For mother Lisa Mortimer, nothing in life has been quite so rewarding as seeing the success her six-year-old son, Steven, has achieved as a result of Applied Behavior Analysis teaching.
Applied Behavior Analysis is a popular method for treating autism during the early stages of its emergence. Generally, it takes place within the home so that parents can learn from experts on how best to maximize their child’s educational opportunities. It consists of behavioral coping mechanisms specifically designed to counteract the detrimental effects autism can have on the individual’s ability to communicate, reason, and interact with others.

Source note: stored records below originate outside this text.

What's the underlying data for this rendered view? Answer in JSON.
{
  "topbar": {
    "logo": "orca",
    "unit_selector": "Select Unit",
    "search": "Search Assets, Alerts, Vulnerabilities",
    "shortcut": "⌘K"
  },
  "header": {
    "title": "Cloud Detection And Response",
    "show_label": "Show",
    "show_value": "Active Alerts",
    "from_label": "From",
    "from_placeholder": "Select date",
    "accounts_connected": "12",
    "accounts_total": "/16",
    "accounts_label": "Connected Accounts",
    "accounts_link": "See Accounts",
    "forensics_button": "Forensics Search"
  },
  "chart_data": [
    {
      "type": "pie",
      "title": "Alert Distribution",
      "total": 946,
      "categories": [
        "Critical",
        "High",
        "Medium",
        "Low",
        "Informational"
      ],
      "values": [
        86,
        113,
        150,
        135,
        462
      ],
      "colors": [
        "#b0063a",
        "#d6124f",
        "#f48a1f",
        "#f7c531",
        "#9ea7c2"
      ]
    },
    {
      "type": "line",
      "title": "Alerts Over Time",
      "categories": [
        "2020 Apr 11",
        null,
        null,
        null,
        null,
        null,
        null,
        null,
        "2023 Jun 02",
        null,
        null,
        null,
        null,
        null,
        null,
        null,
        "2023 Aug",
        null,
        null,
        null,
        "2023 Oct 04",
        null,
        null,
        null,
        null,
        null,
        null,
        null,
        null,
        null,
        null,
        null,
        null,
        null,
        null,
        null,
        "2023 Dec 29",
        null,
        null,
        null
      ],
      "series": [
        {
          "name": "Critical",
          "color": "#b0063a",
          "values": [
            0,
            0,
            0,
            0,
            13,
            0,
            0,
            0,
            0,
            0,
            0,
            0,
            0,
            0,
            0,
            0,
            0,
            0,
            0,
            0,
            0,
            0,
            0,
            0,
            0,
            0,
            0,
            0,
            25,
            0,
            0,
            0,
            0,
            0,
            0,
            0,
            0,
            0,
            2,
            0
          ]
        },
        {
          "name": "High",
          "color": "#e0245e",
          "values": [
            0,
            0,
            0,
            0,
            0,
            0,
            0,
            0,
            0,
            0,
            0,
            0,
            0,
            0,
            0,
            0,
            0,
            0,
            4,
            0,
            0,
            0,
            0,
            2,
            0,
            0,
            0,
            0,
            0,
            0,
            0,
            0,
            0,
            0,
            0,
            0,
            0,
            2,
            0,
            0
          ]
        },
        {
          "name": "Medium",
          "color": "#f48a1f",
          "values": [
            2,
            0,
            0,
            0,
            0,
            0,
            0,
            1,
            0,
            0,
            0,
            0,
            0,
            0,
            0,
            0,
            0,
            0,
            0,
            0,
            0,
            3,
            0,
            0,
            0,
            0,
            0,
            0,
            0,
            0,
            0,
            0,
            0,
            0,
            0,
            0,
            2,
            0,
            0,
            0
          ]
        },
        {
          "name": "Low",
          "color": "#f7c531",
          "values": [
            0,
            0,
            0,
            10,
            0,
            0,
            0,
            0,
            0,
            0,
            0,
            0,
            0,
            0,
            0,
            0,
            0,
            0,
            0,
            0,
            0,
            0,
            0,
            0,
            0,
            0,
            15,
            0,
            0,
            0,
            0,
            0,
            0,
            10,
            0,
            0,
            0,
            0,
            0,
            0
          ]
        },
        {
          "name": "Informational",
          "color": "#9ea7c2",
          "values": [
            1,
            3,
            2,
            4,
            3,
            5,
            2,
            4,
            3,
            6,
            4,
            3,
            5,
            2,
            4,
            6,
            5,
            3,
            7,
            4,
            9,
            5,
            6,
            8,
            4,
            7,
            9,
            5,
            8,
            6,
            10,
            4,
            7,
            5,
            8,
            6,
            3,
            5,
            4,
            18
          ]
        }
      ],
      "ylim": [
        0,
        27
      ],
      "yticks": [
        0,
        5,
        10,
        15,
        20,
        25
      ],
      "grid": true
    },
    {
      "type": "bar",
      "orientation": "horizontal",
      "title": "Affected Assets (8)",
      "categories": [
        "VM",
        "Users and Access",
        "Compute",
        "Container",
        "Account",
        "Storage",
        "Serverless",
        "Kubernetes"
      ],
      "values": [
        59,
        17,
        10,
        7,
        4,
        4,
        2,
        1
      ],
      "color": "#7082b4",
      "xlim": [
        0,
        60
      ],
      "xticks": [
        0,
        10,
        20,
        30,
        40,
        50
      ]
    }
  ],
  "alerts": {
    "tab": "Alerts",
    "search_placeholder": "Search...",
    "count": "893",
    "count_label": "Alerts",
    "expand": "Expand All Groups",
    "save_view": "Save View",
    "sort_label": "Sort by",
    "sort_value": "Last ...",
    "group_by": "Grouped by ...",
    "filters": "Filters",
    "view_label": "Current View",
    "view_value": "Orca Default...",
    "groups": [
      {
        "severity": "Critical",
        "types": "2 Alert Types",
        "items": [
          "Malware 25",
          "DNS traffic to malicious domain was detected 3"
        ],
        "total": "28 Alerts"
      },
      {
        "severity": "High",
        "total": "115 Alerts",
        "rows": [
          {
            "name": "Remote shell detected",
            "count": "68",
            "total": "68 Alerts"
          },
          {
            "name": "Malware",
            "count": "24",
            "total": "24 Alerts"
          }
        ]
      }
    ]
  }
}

Though Steven was receiving therapy, Mortimer says he did not make significant gains until his enrollment with an ABA program. Since then, he’s made incredible gains in his cognitive abilities; he is now able to say more than 50 words and communicate appropriately with his peers. She credits this largely to the rigor of the program, which consisted of two hours of daily behavioral training within her home.
Unfortunately, government-appropriated benefits in the form of ABA treatment are not guaranteed to children beyond the age of five. Following this time stamp, families generally have to commit to paying upwards of $60,000 in treatment for their children. To combat this, Mortimer has asked that the government provide funding for ABA past the age of 5. She believes that doing so will create extremely beneficial outcomes for both children affected by autism and their families.
Thus far, she has succeeded in persuading her state (Michigan) to extend these benefits to the age of 21, starting next January. She hopes to expand this development further across the nation.
As Heidi Fogarty, who heads the program Mortimer’s son went through, “Autism is a pervasive developmental disability. It lasts a lifetime. We need to continue to provide kids with opportunities to learn and to gain skills. I definitely think it would benefit beyond the age of five to receive ABA services. The age they’re targeting now is early intervention but the kids over the age of five can continue to make gains.”